In order to use OAuth2 we would need to adapt them like this:
When you use the Flowable Initializr and select "OAuth2" as a dependency the appropriate configuration will be automatically generated.
import org.springframework.core.annotation.Order;
import org.springframework.security.config.annotation.web.builders.HttpSecurity;
import org.springframework.security.config.annotation.web.configuration.EnableWebSecurity;
import org.springframework.security.oauth2.jwt.JwtDecoder;
import org.springframework.security.web.context.HttpSessionSecurityContextRepository;
@Configuration(proxyBeanMethods = false)
@EnableWebSecurity
public class SecurityOAuth2Configuration {
@Autowired
protected ObjectProvider<OidcClientInitiatedLogoutSuccessHandler> oidcClientInitiatedLogoutSuccessHandlerProvider;
@Bean
@Order(10)
public SecurityFilterChain oauthDefaultSecurity(HttpSecurity http, ObjectProvider<FlowableHttpSecurityCustomizer> httpSecurityCustomizers) throws Exception {
for (FlowableHttpSecurityCustomizer customizer : httpSecurityCustomizers.orderedStream()
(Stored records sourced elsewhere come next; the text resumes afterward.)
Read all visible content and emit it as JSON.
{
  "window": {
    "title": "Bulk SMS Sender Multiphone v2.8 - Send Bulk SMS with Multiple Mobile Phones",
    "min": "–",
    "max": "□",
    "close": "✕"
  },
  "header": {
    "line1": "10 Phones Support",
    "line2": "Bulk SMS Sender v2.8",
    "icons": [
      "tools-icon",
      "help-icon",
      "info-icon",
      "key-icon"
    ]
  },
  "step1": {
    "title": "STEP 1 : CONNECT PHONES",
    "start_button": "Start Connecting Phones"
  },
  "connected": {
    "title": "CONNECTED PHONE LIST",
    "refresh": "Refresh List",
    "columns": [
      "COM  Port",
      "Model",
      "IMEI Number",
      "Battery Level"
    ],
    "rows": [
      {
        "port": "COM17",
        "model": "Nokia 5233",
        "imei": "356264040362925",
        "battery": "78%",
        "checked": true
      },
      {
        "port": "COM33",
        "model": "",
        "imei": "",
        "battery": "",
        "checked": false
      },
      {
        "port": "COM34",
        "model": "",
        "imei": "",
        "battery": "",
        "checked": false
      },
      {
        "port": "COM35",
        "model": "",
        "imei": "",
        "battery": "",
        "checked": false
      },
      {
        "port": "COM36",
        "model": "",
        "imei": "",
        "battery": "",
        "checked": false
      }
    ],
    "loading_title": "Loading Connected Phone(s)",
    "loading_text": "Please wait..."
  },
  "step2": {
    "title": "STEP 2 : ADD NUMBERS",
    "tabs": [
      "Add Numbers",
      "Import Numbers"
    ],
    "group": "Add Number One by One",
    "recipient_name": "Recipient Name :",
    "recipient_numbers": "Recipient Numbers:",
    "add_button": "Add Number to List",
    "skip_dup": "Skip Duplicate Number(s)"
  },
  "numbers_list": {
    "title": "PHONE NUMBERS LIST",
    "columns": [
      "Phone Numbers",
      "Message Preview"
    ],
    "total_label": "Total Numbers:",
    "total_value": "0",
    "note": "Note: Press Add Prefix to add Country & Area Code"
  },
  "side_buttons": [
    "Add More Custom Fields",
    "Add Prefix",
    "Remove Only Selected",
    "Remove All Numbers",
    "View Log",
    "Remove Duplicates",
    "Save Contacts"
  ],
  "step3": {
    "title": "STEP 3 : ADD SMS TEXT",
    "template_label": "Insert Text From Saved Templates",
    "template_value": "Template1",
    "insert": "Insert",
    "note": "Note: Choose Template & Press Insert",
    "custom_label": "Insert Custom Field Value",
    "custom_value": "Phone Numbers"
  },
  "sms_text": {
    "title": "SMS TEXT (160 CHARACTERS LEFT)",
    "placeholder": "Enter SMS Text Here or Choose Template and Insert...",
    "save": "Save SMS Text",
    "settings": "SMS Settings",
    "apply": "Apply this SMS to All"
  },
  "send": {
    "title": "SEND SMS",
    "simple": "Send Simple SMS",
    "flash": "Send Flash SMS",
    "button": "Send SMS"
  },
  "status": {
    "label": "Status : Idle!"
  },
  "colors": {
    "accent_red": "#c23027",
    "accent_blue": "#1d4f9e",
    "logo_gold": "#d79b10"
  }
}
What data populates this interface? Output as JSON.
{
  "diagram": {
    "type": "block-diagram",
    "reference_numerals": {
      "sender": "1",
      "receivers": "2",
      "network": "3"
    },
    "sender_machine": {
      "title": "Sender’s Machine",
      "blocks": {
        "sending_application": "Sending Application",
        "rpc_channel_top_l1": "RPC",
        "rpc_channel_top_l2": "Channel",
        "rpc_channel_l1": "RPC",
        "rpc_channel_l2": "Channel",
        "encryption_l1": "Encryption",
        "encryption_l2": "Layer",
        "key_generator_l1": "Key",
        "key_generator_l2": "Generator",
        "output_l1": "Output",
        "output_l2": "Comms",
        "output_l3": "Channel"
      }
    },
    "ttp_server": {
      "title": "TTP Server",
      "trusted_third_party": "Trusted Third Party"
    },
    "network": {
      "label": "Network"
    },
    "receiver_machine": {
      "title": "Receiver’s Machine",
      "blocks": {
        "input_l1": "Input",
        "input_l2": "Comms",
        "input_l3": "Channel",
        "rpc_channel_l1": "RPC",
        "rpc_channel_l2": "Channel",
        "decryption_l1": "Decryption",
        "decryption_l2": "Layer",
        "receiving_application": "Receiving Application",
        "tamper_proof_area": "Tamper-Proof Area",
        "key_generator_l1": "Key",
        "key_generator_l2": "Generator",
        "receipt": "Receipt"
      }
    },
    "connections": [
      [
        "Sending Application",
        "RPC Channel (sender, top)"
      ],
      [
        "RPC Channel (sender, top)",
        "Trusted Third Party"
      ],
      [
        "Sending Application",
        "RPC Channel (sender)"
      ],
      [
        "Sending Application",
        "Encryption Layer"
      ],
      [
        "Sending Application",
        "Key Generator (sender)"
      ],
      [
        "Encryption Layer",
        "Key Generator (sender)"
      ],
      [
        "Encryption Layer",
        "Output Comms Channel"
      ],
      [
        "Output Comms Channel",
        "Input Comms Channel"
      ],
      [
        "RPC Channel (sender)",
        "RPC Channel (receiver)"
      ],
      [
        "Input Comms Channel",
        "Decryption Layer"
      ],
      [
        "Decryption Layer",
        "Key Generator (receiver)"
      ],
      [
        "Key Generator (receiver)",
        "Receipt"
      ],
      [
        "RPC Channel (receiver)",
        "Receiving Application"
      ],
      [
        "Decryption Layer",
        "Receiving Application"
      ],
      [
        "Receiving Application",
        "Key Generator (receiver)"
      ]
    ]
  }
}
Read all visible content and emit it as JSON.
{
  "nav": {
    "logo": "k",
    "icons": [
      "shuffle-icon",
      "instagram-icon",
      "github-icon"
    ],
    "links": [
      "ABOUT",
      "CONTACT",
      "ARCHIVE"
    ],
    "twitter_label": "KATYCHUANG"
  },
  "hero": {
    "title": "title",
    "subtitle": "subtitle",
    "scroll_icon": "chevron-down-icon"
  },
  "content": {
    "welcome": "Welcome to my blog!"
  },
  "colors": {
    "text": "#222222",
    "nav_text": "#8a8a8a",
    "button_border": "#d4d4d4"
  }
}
.collect(Collectors.toList())) {
customizer.customize(http);
}
http.exceptionHandling()
.defaultAuthenticationEntryPointFor(new HttpStatusEntryPoint(HttpStatus.UNAUTHORIZED),
new RequestHeaderRequestMatcher("X-Requested-With", "XMLHttpRequest"));
// We mark all requests as authenticated in order for the redirect to happen when the application is accessed
http.authorizeRequests().anyRequest().authenticated();
// Currently an HttpSessionSecurityContextRepository is needed for the oauth2 to work
HttpSessionSecurityContextRepository securityContextRepository = new HttpSessionSecurityContextRepository();
securityContextRepository.setDisableUrlRewriting(true);
http.securityContext().securityContextRepository(securityContextRepository);
http.oauth2Login();
http.oauth2Client();
// This line sets the logout endpoint
http.logout().logoutUrl("/app/logout");
// This line sets the logout success handler
// Setting the property `flowable.security.oauth2.post-logout-redirect-url` instantiates this bean
// and configures the return URL after logging out with the SSO provider
oidcClientInitiatedLogoutSuccessHandlerProvider.ifAvailable(http.logout()::logoutSuccessHandler);
// This line is only needed if you want to enable Bearer token authentication
http.oauth2ResourceServer().jwt();
return http.build();
}
}
import org.springframework.core.annotation.Order;
import org.springframework.security.config.annotation.web.builders.HttpSecurity;
import org.springframework.security.config.annotation.web.configuration.EnableWebSecurity;
import org.springframework.security.oauth2.jwt.JwtDecoder;
import org.springframework.security.web.context.HttpSessionSecurityContextRepository;
import org.springframework.security.web.SecurityFilterChain;
@Configuration(proxyBeanMethods = false)
public class SecurityActuatorConfiguration {
@Bean
@Order(6) // Actuator configuration should kick in before the Application Login
public SecurityFilterChain oauthActuatorSecurity(HttpSecurity http) throws Exception {
http
.sessionManagement()
.sessionCreationPolicy(SessionCreationPolicy.STATELESS)
.and()
.csrf()
.disable();
http
.requestMatcher(new ActuatorRequestMatcher())
.authorizeRequests()
.requestMatchers(EndpointRequest.to(InfoEndpoint.class, HealthEndpoint.class)).permitAll()
.requestMatchers(EndpointRequest.toAnyEndpoint()).hasAuthority(SecurityConstants.ACCESS_ACTUATORS)
.anyRequest().denyAll();
http.oauth2Login();
http.oauth2Client();
// This line is only needed if you want to enable Bearer token authentication
http.oauth2ResourceServer().jwt();
return http.build();
}
}
We can now start the application and head to http://localhost:8080.
We will be redirected to the Okta SSO login.
Once you have signed in you will be redirected to the Flowable Work User Interface.
Conclusion
Using external services such as Okta are easily enabled from Flowable as it uses the Spring Security modules. A similar approach to what is documented above could be taken for any OAuth2 compatible directory server.